第九十九章 天授(1/2)
第99章天授
前番靳歙与灌婴大败项声,攻破彭城,之所以那般顺利,就是项籍横徵暴敛,徭役无度,尽失泗水郡民心。
汉营攻下彭城后,出於对项籍的忌惮,在刘邦的授意下,汉营不仅没有施加恩惠,吕释之反而大肆征缴粮草,甚至比项声还压榨,让先前对他们翘首以盼的父老民眾,大失所望,暗怀怨恨。
而今要是再徵集起他们,驱赶著攻城,將他们的命看做杂草,就怕会鼎沸不已,引起动盪不安。
然而见靳歙神情,显然王八吃秤砣了,诸將无奈躬身领命。
朱通校尉这时想到另一点难处,拱手稟道:“將军,即使用黔首做替身羊,我们麾下兵士顺利攻上城头,杀入城中。城內齐军利用街巷,再次用这鸳鸯阵”反杀我们,为之奈何
今日街巷战,我们吃足了苦头。韩信开创出的这鸳鸯阵”,太阴损了,在地形复杂的街巷,我们对上后只有挨宰的份儿,根本无法与之抗衡。”

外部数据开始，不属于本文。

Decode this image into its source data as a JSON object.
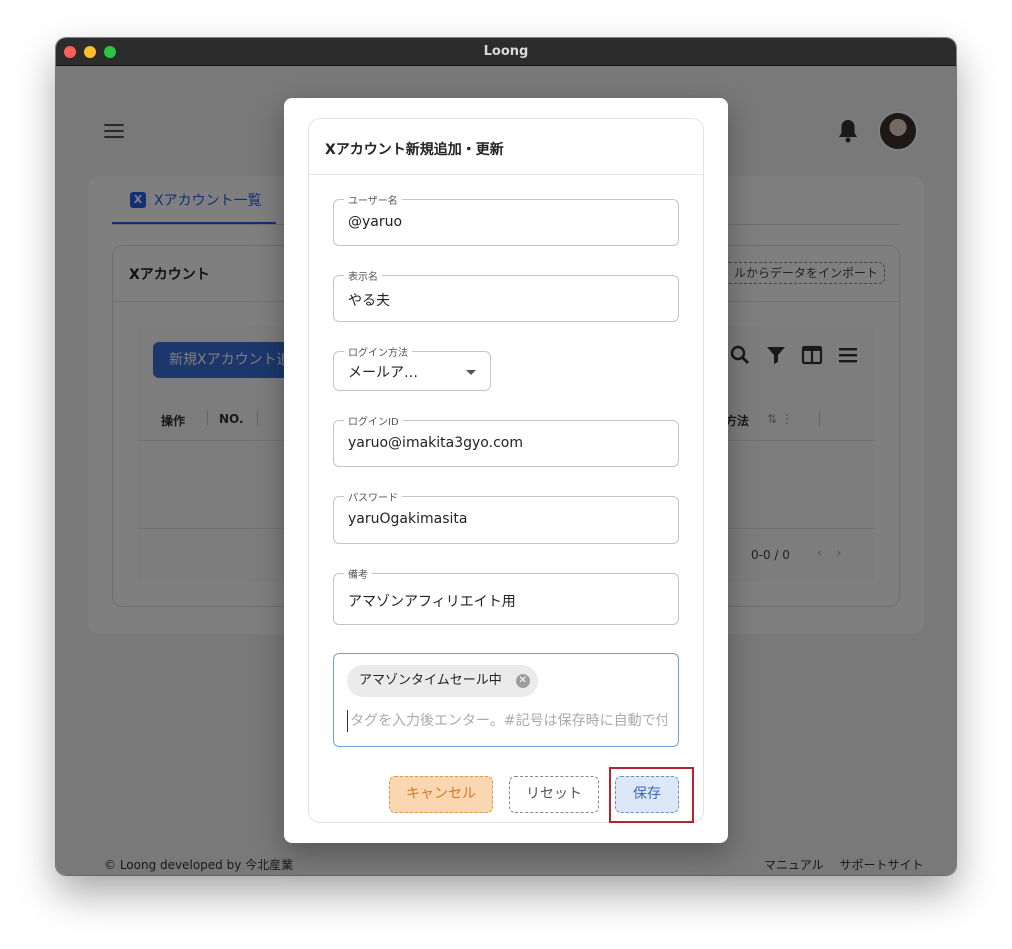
{
  "window": {
    "title": "Loong"
  },
  "header": {
    "menu_icon": "hamburger-icon",
    "bell_icon": "bell-icon",
    "avatar": "avatar"
  },
  "tabs": [
    {
      "label": "Xアカウント一覧",
      "icon": "x-logo-icon",
      "active": true
    }
  ],
  "card": {
    "title": "Xアカウント",
    "import_button": "ルからデータをインポート",
    "new_button": "新規Xアカウント追",
    "toolbar_icons": [
      "search-icon",
      "filter-icon",
      "columns-icon",
      "density-icon"
    ],
    "columns": [
      "操作",
      "NO.",
      "ン方法"
    ],
    "pagination": "0-0 / 0"
  },
  "footer": {
    "copyright": "© Loong developed by 今北産業",
    "links": [
      "マニュアル",
      "サポートサイト"
    ]
  },
  "dialog": {
    "title": "Xアカウント新規追加・更新",
    "fields": [
      {
        "label": "ユーザー名",
        "value": "@yaruo"
      },
      {
        "label": "表示名",
        "value": "やる夫"
      },
      {
        "label": "ログイン方法",
        "value": "メールア…",
        "type": "select"
      },
      {
        "label": "ログインID",
        "value": "yaruo@imakita3gyo.com"
      },
      {
        "label": "パスワード",
        "value": "yaruOgakimasita"
      },
      {
        "label": "備考",
        "value": "アマゾンアフィリエイト用"
      }
    ],
    "tags": {
      "chips": [
        "アマゾンタイムセール中"
      ],
      "placeholder": "タグを入力後エンター。#記号は保存時に自動で付加"
    },
    "buttons": {
      "cancel": "キャンセル",
      "reset": "リセット",
      "save": "保存"
    }
  },
  "colors": {
    "accent": "#2563eb",
    "cancel": "#fad7b0",
    "save": "#dce8f8",
    "highlight": "#b3262e"
  }
}
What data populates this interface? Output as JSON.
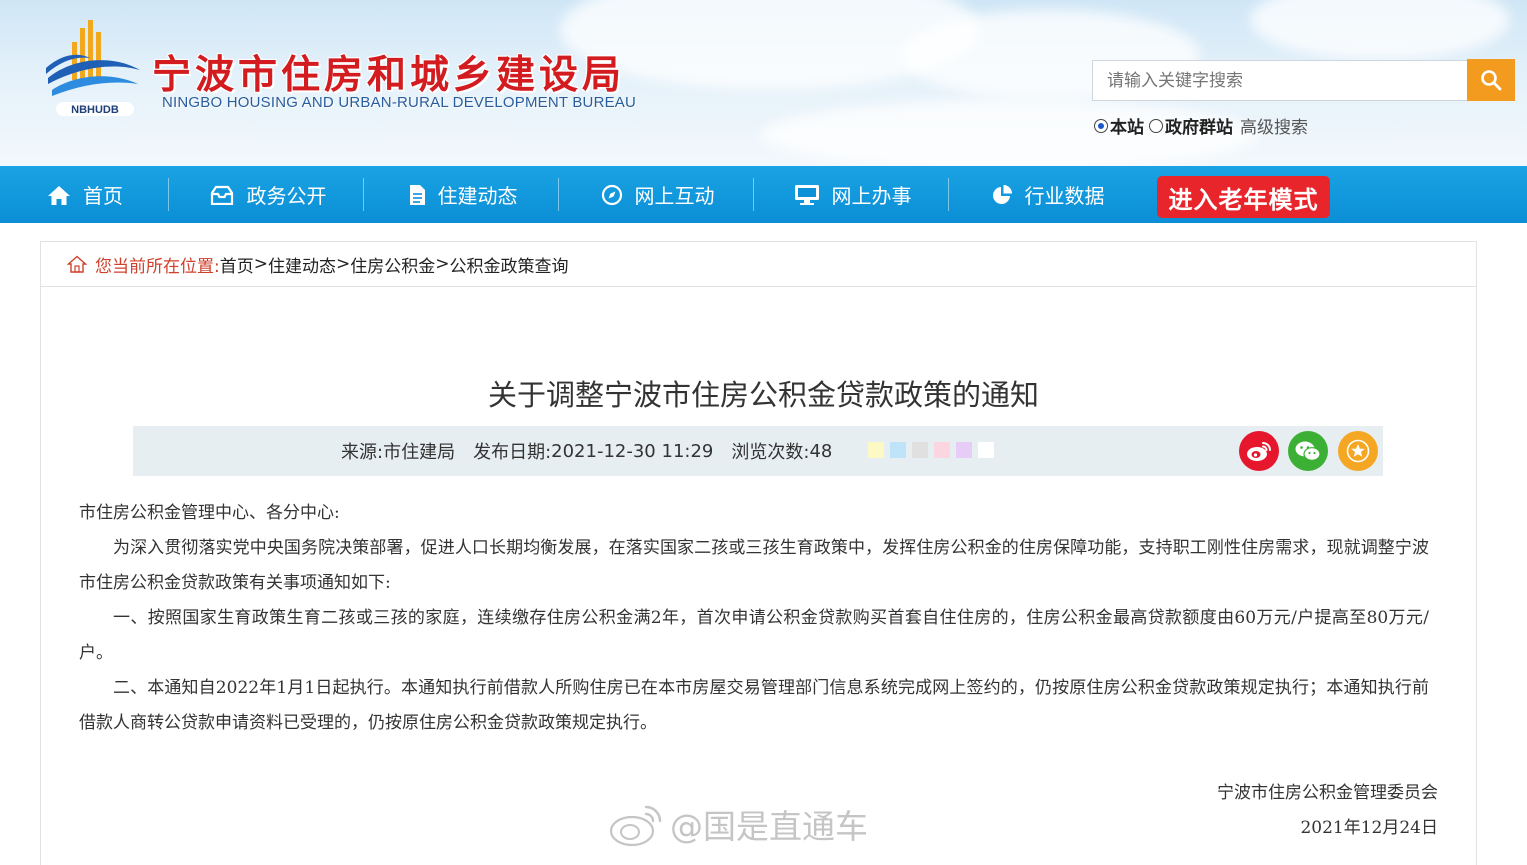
{
  "header": {
    "logo_abbr": "NBHUDB",
    "title": "宁波市住房和城乡建设局",
    "subtitle": "NINGBO HOUSING AND URBAN-RURAL DEVELOPMENT BUREAU",
    "search": {
      "placeholder": "请输入关键字搜索",
      "scope_options": [
        "本站",
        "政府群站"
      ],
      "scope_selected": "本站",
      "advanced_label": "高级搜索"
    }
  },
  "nav": {
    "items": [
      {
        "label": "首页",
        "icon": "home-icon"
      },
      {
        "label": "政务公开",
        "icon": "inbox-icon"
      },
      {
        "label": "住建动态",
        "icon": "document-icon"
      },
      {
        "label": "网上互动",
        "icon": "compass-icon"
      },
      {
        "label": "网上办事",
        "icon": "monitor-icon"
      },
      {
        "label": "行业数据",
        "icon": "pie-chart-icon"
      }
    ],
    "elder_mode_label": "进入老年模式",
    "colors": {
      "bar": "#0b8ed5",
      "elder_button": "#e8252b"
    }
  },
  "breadcrumb": {
    "prefix": "您当前所在位置:",
    "items": [
      "首页",
      "住建动态",
      "住房公积金",
      "公积金政策查询"
    ],
    "separator": ">"
  },
  "article": {
    "title": "关于调整宁波市住房公积金贷款政策的通知",
    "meta": {
      "source_label": "来源:",
      "source": "市住建局",
      "date_label": "发布日期:",
      "date": "2021-12-30 11:29",
      "views_label": "浏览次数:",
      "views": "48"
    },
    "bg_swatches": [
      "#fdf9c4",
      "#bfe3f9",
      "#e6e6e6",
      "#fbd6e0",
      "#e6ccf7",
      "#ffffff"
    ],
    "share": [
      {
        "icon": "weibo-icon",
        "color": "#e6162d"
      },
      {
        "icon": "wechat-icon",
        "color": "#3cb034"
      },
      {
        "icon": "favorite-star-icon",
        "color": "#f5a623"
      }
    ],
    "salutation": "市住房公积金管理中心、各分中心:",
    "paragraphs": [
      "为深入贯彻落实党中央国务院决策部署，促进人口长期均衡发展，在落实国家二孩或三孩生育政策中，发挥住房公积金的住房保障功能，支持职工刚性住房需求，现就调整宁波市住房公积金贷款政策有关事项通知如下:",
      "一、按照国家生育政策生育二孩或三孩的家庭，连续缴存住房公积金满2年，首次申请公积金贷款购买首套自住住房的，住房公积金最高贷款额度由60万元/户提高至80万元/户。",
      "二、本通知自2022年1月1日起执行。本通知执行前借款人所购住房已在本市房屋交易管理部门信息系统完成网上签约的，仍按原住房公积金贷款政策规定执行；本通知执行前借款人商转公贷款申请资料已受理的，仍按原住房公积金贷款政策规定执行。"
    ],
    "signature_org": "宁波市住房公积金管理委员会",
    "signature_date": "2021年12月24日"
  },
  "watermark": "@国是直通车"
}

靳歙断然道:“此事我早有谋算。攻上城头,我们就牢牢占据,先不进城。
然后命兵士扒开城门,將项襄、齐受摩下的骑军放进城去。
这两支骑军足有七千之眾,冲入城內街道,齐兵鸳鸯阵”再阴诡,也挡不住铁蹄,足以被践踏粉碎。”
诸將一听,齐觉有理,再无疑虑,一个个双眼大亮,精神抖擞。
靳歙侧头看向彭城,牙齿咬得“格格”作响:“韩信,我就不信你是战神下凡,我靳歙战胜不了你!”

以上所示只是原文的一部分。